One thing we can do is stop the phony free trade agreements that help facilitate the importation of foreign products, including groceries. The last time I checked, California was still a part of the United States. Instead of looking for ways to make it easier for Latin American countries to sell their wares here, the United States as a whole could make the economies of those other countries the problems of those countries, import tax them into smithereens, and actually drive down the price of domestic food in the U.S. to rates we haven't seen since the late 1960s. The downside to this solution is that it would likely start up a real immigration problem. Real? Yes, real. The one we supposedly have now actually does not exist--at least not if numbers matter, which I'm fairly certain they do.

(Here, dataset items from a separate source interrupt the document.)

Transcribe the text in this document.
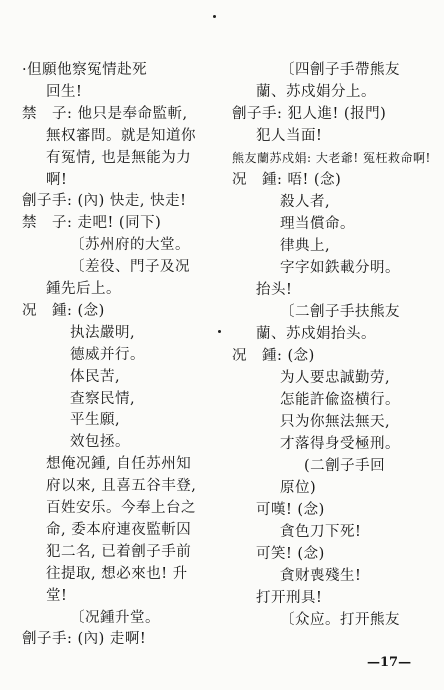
·但願他察冤情赴死
回生!
禁　子: 他只是奉命監斬,
無权審問。就是知道你
有冤情, 也是無能为力
啊!
劊子手: (內) 快走, 快走!
禁　子: 走吧! (同下)
〔苏州府的大堂。
〔差役、門子及况
鍾先后上。
况　鍾: (念)
执法嚴明,
德威并行。
体民苦,
查察民情,
平生願,
效包拯。
想俺况鍾, 自任苏州知
府以來, 且喜五谷丰登,
百姓安乐。今奉上台之
命, 委本府連夜監斬囚
犯二名, 已着劊子手前
往提取, 想必來也! 升
堂!
〔况鍾升堂。
劊子手: (內) 走啊!
〔四劊子手帶熊友
蘭、苏戍娟分上。
劊子手: 犯人進! (报門)
犯人当面!
熊友蘭苏戍娟: 大老爺! 冤枉救命啊!
况　鍾: 唔! (念)
殺人者,
理当償命。
律典上,
字字如鉄載分明。
抬头!
〔二劊子手扶熊友
蘭、苏戍娟抬头。
况　鍾: (念)
为人要忠誠勤劳,
怎能許偸盗横行。
只为你無法無天,
才落得身受極刑。
(二劊子手回
原位)
可嘆! (念)
貪色刀下死!
可笑! (念)
貪财喪殘生!
打开刑具!
〔众应。打开熊友
—17—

The United States has more people leaving than coming in at present, in large part because the economic policies of every President since at least Bill Clinton (and probably as far back as Nixon) has made it a priority to stagnate the domestic economy so that "real growth" is only measured in ways that benefit an extremely small percentage of the population while the rest of the people--black, white, brown, red--suffer the indignities of being brainwashed into believing that affluence means you have the latest wireless device rather than anything substantial.
What I am trying to say here--without getting too emotional (I try, folks, I swear I try)--is that this problem with water in California is not just a problem for one state. It is not merely a problem for the west or southwest, or only for the United States. As consumptive as our country is (using twenty-five percent of the planet's resources), we only share in the responsibility and we certainly cannot dig ourselves out of this tar pit alone.
In a recent article published by the National Geographic, writer Dennis Dimick advises that "When surface water supplies are low, hidden water supplies beneath the surface in aquifers, or groundwater, are drilled to make up the shortfall. A large aquifer under the Central Valley is being rapidly depleted to make up for shortfalls in surface water supply. A 2011 study indicated that the Central Valley Aquifer is losing an amount of water each year equivalent to the nearly 29 million acre-feet of water found in Lake Mead, the nation’s largest surface reservoir on the Colorado River."
And California, United States of America, is not alone. According to UNICEF, many other countries are experiencing something similar: Ethiopia, Somalia, Sudan, Uganda, Afghanistan, China, Iran, India, and Morocco are all suffering uncharacteristic droughts of considerable duration.
To his credit, Brown has had the decency to lay the blame for the problem on human activities while most people running for higher office these days shake their heads and reluctantly admit that things are getting worse but want further evidence that people actually have had anything to do with the problem. That kind of reasoning wouldn't play well with their base of tax-evading survivalists who think that the only good police officer is one with the blood of a minority on his hands. So when California's Governor admits that our collective decisions to over-consume have placed us in this mess, he displays more honesty and courage than most.
What he might consider doing is crashing the next global summit. He could bring along Steve van Zant, Bono, Elton--hell, even Jello Biafra, and point out to the leaders that if they hope to enjoy the sunny climate of any place on earth, it would behoove them to apply the brakes to pollution lest the "tipping point" for climate death will collapse on our sniveling selves like those metaphoric dominoes about which those same leaders love to editorialize.
Most of the time I suspend my belief in political solutions. But this drought makes pretending a luxury we cannot afford.